Venkatesh, sons Madesh & Sachin, wife and mother.
Venkatesh made the visit to Wagangera a memorable event. I thank them and leave for my next destination- Deodurga.

March 9, 2014
Venkatesh introduced me to his friend Kanakappa Waganageri who has done research of his place. He shared some information over a phone call-

Waganageri was formerly known as Karshihalli. Waganageri kingdom was established in 1636 CE by Gaddipidda Nayaka, son of Jakkappa Nayaka Desai.

The three rulers of Wagangeri kingdom are-
* Gaddipidda Nayaka (1636 to 1666)
* Asarangi Pamanayaka (1666 to 1687)
* Pitambari Bahari Piddanayaka (1687 to 1726)

During the rule of Pitambari Bahari Piddanayaka Aurangzeb's army commanded by Diler Khan attacks Waganageri kingdom. In the battle Diler Khan and his soldiers were slaughtered in Waganagari fort, to this day the place of slaughter is called Lal Gadha.
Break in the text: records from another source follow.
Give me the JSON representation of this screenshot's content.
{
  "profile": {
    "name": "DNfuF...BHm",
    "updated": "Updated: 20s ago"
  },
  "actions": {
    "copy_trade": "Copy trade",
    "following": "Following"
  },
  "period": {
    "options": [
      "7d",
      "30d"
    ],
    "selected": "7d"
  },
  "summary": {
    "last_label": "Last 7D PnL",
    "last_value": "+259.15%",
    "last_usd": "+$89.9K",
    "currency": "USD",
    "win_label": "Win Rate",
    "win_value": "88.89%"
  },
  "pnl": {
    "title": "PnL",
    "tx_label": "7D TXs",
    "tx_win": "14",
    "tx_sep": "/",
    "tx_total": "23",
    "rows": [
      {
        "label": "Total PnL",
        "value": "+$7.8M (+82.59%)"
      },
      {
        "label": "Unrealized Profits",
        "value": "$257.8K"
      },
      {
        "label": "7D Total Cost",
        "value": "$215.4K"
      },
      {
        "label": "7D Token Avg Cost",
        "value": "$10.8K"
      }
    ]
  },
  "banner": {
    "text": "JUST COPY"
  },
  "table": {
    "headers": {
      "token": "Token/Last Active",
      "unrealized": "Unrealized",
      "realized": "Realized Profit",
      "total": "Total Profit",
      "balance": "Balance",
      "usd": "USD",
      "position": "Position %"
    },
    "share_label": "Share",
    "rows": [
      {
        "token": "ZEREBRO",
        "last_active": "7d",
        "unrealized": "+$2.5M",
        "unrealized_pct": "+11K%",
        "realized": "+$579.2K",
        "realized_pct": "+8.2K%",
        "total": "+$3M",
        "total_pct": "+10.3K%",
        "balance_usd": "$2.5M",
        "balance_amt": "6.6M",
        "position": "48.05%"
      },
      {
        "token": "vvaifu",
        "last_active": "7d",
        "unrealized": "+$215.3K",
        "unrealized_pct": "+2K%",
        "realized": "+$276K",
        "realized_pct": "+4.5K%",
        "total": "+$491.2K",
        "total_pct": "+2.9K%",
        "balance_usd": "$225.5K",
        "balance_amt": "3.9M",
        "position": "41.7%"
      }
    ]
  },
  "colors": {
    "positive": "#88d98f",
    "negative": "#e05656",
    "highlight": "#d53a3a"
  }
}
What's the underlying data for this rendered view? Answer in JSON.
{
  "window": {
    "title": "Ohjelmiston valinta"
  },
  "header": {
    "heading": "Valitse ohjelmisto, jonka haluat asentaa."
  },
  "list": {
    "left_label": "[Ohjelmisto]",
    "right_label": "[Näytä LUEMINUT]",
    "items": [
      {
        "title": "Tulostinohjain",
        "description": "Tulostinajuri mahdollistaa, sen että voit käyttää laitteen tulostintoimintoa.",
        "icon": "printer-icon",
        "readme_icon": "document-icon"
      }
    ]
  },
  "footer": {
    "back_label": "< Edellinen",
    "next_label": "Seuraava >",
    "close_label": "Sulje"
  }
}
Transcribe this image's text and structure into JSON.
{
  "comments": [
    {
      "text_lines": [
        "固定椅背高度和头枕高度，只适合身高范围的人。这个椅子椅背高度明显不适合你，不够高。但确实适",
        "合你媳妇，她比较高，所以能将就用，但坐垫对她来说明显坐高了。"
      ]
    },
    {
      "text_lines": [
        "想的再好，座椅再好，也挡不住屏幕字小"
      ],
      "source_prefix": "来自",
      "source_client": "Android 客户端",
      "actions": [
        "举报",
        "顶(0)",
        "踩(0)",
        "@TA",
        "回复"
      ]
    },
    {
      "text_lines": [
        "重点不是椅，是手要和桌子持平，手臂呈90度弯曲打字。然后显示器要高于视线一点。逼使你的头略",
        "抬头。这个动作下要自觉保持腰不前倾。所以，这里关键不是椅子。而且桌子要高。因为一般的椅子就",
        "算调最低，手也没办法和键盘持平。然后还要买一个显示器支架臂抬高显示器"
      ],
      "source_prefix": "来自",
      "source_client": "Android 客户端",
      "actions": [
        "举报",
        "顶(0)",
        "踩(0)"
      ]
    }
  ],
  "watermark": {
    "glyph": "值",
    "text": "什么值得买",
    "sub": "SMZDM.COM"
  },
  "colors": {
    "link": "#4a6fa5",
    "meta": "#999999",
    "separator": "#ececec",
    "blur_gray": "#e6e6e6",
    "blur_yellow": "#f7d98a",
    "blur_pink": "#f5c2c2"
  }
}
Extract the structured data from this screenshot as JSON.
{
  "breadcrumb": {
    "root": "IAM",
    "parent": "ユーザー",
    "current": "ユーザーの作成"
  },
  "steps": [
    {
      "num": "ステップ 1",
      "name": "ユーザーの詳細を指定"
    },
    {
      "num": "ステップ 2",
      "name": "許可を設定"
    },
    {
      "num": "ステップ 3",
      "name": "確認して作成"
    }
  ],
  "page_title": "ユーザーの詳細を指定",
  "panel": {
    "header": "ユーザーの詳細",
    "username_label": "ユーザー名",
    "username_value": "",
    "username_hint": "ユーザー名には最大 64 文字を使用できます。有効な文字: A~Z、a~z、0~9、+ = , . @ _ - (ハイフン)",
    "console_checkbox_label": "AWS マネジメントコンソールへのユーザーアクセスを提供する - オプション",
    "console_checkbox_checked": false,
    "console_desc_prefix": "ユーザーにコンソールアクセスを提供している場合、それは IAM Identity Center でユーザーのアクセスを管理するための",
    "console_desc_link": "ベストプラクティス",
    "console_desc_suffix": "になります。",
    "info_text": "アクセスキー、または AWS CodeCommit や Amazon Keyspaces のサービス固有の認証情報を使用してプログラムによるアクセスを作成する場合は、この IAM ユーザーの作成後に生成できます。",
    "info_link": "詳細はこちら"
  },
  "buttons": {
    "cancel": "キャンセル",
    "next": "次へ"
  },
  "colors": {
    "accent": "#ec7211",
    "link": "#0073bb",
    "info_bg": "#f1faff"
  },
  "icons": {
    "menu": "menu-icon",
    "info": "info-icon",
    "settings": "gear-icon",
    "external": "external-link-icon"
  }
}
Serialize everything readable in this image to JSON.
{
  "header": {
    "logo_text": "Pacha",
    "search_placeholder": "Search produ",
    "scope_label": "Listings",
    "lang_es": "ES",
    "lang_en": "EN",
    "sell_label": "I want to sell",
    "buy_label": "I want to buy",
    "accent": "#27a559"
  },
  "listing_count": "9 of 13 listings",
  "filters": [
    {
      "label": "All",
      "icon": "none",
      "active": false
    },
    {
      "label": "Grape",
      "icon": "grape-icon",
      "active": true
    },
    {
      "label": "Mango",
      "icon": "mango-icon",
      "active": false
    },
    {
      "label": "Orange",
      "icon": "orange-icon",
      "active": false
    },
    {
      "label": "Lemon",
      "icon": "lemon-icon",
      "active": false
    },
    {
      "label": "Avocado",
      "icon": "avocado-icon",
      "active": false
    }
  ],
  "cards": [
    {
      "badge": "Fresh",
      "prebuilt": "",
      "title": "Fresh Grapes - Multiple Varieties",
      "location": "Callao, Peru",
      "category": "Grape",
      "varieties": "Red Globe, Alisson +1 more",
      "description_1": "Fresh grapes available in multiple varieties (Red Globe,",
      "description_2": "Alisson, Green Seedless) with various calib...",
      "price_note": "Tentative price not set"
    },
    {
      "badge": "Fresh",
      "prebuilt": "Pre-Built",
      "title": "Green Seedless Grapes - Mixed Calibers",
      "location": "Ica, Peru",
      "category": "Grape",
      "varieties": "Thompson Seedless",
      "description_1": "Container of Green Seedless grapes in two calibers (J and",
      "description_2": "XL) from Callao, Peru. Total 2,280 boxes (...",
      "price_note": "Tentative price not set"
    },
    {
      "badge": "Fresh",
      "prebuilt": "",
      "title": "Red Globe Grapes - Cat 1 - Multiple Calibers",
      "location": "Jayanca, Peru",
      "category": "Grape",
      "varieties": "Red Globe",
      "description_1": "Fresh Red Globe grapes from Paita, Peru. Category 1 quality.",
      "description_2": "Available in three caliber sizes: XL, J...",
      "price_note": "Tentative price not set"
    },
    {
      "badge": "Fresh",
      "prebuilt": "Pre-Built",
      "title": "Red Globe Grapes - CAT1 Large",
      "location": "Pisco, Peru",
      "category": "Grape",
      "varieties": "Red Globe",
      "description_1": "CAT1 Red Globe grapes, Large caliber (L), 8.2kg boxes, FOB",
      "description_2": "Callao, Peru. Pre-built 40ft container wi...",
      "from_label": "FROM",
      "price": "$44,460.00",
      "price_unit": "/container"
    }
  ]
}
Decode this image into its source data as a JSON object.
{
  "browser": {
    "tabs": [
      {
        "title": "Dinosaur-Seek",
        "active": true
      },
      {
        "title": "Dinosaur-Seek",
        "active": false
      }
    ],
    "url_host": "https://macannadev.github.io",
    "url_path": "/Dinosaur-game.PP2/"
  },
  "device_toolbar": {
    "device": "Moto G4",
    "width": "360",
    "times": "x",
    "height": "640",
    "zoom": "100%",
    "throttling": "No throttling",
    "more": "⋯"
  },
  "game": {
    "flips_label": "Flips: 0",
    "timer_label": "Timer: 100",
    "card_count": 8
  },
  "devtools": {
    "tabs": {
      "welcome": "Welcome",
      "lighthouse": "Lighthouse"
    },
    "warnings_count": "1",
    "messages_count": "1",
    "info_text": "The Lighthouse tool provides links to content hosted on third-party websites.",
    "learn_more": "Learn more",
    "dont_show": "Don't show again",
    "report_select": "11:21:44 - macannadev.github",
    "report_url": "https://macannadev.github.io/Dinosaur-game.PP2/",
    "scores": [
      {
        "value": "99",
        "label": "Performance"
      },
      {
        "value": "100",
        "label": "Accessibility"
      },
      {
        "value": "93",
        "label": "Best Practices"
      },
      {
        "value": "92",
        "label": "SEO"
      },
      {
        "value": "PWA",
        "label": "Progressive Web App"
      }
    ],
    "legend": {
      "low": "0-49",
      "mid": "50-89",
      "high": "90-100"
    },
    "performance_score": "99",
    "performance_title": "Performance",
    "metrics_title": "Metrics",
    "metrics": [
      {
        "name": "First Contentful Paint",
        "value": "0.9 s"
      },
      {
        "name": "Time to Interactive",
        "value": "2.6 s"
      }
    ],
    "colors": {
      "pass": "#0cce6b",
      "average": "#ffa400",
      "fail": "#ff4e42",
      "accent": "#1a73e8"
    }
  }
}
Waganageri kingdom comes to an end in May 1705. Pitambari Bahari Piddanayaka establishes Surpur kingdom.

Waganagera fort coordinates: 16°31'30"N   76°41'42"E


justrippingg said...

Hi Siddeshwar,

How do you keep unearthing such gems and meeting nice folks too? So by your count, how many forts are there in Karntataka and how many have you visited so far?

I like the way you photograph your finds - like the ceramic piece here!

Please include the district name and directions in the last part of your post with the coordinates.

Keep Travelling!

siddeshwar said...

Thank you for the kind words, Nirdesh. Your suggestions are welcome, will include district and directions in forthcoming posts. 220 forts have been identified+, visited 120+ and looking forward to visit 100 more. List keeps growing.. People have been very helpful on so many journeys, they make my trips :)

Holalagoudar said...

hello siddeshwar,
Great work !!! I really appreciate it. I strongly advise you to publish your travelogue to a paper book. this is really informative.

I see that most of these ruins are in villages or in small towns without much attention from the authorities. if left like that in coming years there will be no trace of them.

Cann't the villagers take a drive to preserve whatever is left and make them their village identity?

Do you also try to educate the villager during visit?

Siddeshwar give your email id, I wud like to share some my photographs.


Prasadaz said...

This fort is said to be the last one to be conquered by Aurangzeb. He had wheeled from Khed on Bhima river to Wagangira suddenly. What was his motivation to turn to Wagangira?